Three men were killed in Alabama’s prisons within 36 hours this week.
EJI received multiple reports that Jamal McCain, 37, was stabbed to death overnight Monday in a cell at St. Clair Correctional Facility near Springville, Alabama. The Alabama Department of Corrections subsequently confirmed that it opened a homicide investigation after Mr. McCain was found dead in his cell.
Mr. McCain had been in prison since he was 18 and was scheduled to complete his sentence in two years, in June 2025.
On Tuesday, EJI received multiple reports about a stabbing death at Elmore Correctional Facility. ADOC subsequently confirmed that Stephone Marshall, 38, was killed in an assault in a dormitory at the prison that day.
EJI also received reports that Colton Hall, 32, was killed at Easterling Prison on Tuesday. The homicide was subsequently confirmed by ADOC. Mr. Hall had survived a previous stabbing at the same prison in May 2021 that resulted in an emergency hospitalization.
These three homicides are the latest of at least 61 people who have been murdered in Alabama prisons since the U.S. Department of Justice informed Alabama officials in April 2019 that the state’s prison system “routinely violates the constitutional rights of prisoners” by failing to protect them from rampant violence and sexual abuse.
Mr. Hall’s death is the 90th homicide since the Justice Department initiated its investigation of Alabama’s prisons in October 2016.

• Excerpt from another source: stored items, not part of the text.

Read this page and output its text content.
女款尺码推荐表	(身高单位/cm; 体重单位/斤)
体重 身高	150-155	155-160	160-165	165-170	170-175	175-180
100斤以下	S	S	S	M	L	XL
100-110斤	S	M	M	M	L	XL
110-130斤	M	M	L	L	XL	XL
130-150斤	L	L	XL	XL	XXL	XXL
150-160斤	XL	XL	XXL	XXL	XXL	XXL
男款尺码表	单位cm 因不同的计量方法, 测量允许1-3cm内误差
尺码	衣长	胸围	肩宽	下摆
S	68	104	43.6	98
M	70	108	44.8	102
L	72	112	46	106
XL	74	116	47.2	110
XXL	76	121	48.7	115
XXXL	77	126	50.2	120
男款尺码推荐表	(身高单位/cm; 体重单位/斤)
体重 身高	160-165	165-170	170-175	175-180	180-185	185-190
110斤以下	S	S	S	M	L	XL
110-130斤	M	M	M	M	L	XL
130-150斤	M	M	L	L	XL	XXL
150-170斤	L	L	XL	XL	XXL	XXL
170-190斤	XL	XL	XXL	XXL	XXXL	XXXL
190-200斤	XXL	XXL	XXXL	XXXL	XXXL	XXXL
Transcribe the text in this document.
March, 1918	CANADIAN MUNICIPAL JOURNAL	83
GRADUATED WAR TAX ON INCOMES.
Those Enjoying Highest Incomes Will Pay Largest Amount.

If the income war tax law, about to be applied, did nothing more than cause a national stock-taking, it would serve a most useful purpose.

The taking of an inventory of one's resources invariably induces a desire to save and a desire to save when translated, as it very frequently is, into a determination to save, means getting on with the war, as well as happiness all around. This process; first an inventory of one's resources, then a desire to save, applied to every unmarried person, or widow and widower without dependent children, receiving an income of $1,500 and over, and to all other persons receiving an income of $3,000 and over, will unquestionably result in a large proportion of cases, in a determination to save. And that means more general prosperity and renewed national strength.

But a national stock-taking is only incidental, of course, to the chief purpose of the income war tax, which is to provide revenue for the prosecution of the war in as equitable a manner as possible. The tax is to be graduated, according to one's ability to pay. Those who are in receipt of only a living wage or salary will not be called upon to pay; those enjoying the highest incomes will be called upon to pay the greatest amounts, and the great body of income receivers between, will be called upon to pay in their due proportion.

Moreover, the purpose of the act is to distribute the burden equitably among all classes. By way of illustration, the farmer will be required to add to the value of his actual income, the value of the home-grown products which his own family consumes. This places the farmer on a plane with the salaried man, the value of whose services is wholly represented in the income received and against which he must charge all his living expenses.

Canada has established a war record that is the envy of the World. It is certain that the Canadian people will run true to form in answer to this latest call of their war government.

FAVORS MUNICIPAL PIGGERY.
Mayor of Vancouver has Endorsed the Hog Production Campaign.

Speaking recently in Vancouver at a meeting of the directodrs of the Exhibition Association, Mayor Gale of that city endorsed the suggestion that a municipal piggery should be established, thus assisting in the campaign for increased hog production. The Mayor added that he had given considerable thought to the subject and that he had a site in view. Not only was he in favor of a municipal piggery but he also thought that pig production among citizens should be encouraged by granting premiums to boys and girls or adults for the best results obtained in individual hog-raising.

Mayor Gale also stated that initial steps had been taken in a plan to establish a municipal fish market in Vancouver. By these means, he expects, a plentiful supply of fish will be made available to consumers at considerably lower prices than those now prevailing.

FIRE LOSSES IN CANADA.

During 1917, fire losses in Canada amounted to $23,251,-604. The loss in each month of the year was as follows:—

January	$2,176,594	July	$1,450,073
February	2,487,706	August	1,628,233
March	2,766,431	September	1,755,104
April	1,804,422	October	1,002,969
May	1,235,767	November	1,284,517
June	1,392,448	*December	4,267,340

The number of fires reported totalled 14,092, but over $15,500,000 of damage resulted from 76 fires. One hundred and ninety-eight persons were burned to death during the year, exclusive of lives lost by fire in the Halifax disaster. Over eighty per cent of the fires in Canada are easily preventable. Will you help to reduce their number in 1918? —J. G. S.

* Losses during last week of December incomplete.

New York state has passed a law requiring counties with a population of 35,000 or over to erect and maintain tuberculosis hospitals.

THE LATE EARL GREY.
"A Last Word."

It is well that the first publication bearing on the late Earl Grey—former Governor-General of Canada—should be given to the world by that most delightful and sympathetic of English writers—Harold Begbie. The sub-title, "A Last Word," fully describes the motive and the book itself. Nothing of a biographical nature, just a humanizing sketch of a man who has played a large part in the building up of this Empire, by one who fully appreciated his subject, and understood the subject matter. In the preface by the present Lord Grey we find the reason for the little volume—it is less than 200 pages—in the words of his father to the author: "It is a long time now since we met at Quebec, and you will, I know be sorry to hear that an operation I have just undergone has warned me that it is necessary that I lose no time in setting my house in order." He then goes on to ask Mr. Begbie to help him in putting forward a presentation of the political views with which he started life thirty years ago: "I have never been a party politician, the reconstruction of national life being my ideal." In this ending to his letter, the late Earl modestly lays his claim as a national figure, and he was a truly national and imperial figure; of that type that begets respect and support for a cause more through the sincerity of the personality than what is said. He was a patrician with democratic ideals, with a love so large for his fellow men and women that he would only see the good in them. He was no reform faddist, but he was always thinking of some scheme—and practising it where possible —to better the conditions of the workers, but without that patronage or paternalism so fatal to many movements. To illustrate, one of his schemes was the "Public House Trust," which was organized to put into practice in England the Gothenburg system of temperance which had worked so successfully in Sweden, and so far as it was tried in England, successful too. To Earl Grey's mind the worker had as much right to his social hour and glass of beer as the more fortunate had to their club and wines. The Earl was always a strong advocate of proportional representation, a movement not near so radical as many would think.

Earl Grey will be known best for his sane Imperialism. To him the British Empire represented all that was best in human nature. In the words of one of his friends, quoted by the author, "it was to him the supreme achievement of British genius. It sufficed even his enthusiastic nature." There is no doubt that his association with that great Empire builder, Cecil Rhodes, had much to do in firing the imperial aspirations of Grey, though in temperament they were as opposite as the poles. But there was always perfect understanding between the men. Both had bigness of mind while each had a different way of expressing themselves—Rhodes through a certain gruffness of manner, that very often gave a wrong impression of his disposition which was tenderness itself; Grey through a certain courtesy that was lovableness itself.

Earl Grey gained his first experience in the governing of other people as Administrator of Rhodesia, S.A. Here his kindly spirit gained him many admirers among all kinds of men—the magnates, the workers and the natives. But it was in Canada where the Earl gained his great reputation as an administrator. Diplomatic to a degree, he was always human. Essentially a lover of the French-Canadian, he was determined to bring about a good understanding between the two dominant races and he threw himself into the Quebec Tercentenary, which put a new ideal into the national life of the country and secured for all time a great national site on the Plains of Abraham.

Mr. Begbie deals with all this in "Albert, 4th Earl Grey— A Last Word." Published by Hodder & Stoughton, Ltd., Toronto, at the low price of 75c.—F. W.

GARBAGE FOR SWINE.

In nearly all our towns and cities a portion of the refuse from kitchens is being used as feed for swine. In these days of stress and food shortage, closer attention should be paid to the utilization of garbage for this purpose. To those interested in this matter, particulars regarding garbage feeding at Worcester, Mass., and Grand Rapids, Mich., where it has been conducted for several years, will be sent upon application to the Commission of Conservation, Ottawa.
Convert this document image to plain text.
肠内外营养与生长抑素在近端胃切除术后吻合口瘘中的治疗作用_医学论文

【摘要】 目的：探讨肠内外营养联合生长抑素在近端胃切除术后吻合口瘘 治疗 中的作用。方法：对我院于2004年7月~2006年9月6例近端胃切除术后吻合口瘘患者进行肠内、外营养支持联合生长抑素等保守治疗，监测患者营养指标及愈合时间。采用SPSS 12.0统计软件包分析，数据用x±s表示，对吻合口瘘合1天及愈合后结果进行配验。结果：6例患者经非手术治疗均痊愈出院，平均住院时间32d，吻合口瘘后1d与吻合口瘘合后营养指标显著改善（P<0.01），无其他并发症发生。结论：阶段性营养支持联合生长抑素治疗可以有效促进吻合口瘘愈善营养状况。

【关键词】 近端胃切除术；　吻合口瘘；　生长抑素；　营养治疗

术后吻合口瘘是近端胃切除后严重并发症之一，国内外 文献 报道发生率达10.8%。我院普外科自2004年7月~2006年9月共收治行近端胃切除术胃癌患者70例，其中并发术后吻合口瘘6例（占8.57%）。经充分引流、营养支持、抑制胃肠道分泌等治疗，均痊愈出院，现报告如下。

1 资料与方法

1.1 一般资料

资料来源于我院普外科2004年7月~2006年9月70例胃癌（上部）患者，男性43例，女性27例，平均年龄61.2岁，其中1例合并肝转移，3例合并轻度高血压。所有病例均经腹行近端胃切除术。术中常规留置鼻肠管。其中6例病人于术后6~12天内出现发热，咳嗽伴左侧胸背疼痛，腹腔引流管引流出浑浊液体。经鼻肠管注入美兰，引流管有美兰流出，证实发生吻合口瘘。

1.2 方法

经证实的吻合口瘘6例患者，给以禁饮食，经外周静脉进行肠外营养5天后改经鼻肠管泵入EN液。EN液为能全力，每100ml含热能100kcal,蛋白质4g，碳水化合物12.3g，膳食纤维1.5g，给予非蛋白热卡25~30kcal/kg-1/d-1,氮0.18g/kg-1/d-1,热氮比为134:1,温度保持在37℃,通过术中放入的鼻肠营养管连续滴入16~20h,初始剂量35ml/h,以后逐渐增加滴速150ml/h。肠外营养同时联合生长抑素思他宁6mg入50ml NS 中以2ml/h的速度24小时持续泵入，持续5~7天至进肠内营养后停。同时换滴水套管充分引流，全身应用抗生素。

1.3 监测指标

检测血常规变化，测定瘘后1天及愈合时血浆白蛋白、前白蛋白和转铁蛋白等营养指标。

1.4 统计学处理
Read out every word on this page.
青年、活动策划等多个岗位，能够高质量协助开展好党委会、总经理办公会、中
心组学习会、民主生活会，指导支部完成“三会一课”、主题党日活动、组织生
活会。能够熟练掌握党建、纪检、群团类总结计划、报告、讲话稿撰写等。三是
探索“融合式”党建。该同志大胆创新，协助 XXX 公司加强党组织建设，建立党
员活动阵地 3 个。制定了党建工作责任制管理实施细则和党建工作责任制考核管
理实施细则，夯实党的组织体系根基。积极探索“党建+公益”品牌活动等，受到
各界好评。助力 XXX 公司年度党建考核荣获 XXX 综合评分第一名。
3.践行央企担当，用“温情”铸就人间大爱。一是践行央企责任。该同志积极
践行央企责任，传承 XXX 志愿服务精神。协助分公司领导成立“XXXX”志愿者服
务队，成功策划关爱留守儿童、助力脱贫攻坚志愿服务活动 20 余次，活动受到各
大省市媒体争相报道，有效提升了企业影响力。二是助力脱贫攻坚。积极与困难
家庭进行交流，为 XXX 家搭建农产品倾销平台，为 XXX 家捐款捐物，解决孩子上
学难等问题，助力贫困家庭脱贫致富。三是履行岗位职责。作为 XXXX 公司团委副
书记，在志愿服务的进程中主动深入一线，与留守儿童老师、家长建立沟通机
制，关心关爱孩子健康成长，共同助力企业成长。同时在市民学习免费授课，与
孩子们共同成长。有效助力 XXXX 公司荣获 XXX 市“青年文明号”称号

Many of the reported homicides in Alabama’s prisons involved a stabbing or the use of a contraband knife or knife-like weapon. The inability to provide security within Alabama prisons, along with high homicide and assault rates, has made an already violent situation worse, as many imprisoned people feel the need to secure weapons.
ADOC reported it found 2,800 weapons in sweeps at seven prisons conducted in 2019. At approximately 312 weapons per 1,000 people, the prevalence of weapons in Alabama’s prisons is much higher than in other Southern states.
That same year, Louisiana reported it recovered 14 knives per 1,000 people in its prisons over the entire year, while Tennessee and Georgia recovered fewer than 80 per 1,000 people.
In 2022, ADOC’s quarterly reports listed 6,254 weapons found in 12 facilities housing approximately 15,900 people, for a rate of 394 weapons per 1,000 incarcerated people.